FORT WORTH, Texas (AP) – Gov. Rick Perry defended U.S. Rep. Tom DeLay on Monday, saying his recent indictments on conspiracy and money laundering charges stem from work by an “overzealous prosecutor.”
“I’m for Tom DeLay. I don’t get confused about what’s going on here,” Perry, a fellow Republican, said after speaking about economic development at a Fort Worth Chamber of Commerce lunch. “The fact of the matter is- I happen to think that this is an overzealous prosecutor who is working very hard to take a Texan off of the national stage who’s been doing some great and good things for the state of Texas.”
DeLay and other Republicans have accused Travis County District Attorney Ronnie Earle of partisanship, allegations the Democratic prosecutor has denied.
When Perry said he believed DeLay should remain the House majority leader, the crowd of about 450 people erupted in applause. The felony charges forced DeLay to give up his House leadership post, but he wants his job back.

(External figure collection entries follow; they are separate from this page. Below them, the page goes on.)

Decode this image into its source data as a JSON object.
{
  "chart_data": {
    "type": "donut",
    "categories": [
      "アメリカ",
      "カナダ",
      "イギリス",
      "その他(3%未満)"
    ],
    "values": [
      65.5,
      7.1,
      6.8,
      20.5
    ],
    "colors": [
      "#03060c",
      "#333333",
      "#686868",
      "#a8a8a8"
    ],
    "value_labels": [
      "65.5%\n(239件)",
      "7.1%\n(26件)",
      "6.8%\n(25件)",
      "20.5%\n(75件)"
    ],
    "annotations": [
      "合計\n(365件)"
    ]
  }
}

DeLay, of Sugar Land, turned himself in Thursday at the Sheriff’s Office in Houston and was fingerprinted, photographed and released on $10,000 bail. In a brief court appearance Friday in Austin, his attorney asked the judge to step aside for making campaign donations to Democrats and their liberal allies.

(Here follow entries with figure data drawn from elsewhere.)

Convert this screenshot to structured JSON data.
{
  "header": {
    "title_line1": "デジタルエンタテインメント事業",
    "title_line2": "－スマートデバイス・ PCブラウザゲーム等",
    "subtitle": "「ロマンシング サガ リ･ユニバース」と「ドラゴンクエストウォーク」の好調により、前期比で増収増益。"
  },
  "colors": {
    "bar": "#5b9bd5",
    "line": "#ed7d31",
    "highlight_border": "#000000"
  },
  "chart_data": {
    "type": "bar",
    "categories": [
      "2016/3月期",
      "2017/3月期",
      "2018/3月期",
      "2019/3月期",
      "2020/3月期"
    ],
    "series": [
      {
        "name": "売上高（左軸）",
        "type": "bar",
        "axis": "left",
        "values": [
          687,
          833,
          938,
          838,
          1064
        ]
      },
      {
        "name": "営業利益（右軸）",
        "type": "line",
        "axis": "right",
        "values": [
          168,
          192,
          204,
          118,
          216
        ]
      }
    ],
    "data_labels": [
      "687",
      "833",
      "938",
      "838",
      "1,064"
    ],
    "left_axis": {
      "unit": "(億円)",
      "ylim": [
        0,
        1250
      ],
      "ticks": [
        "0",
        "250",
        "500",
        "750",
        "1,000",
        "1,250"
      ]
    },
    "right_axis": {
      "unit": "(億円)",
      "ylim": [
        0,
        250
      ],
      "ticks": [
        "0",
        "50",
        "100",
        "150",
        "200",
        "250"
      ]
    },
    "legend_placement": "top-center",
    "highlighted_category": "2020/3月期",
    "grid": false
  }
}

Further proceedings are delayed until a hearing can be held on the congressman’s request for a new judge.
DeLay and two political associates are accused of violating state law banning use of donations for election or defeat of state candidates.
Two grand juries in Austin accused the men of sending $190,000 in corporate money, raised by a Texas group founded by DeLay, to the Republican National Committee in Washington, and having the money routed back to Texas candidates.
The Republican fundraising helped the GOP gain control of the Texas House, and set the stage for the Legislature to adopt a DeLay-engineered congressional district map that put more Texas Republicans in Congress.
DeLay’s attorney, Dick DeGuerin, has filed a motion to move the trial out of Austin, one of Texas’ most liberal and Democratic cities. DeGuerin has said he hopes the trial is moved to Fort Worth, which is a heavily Republican city.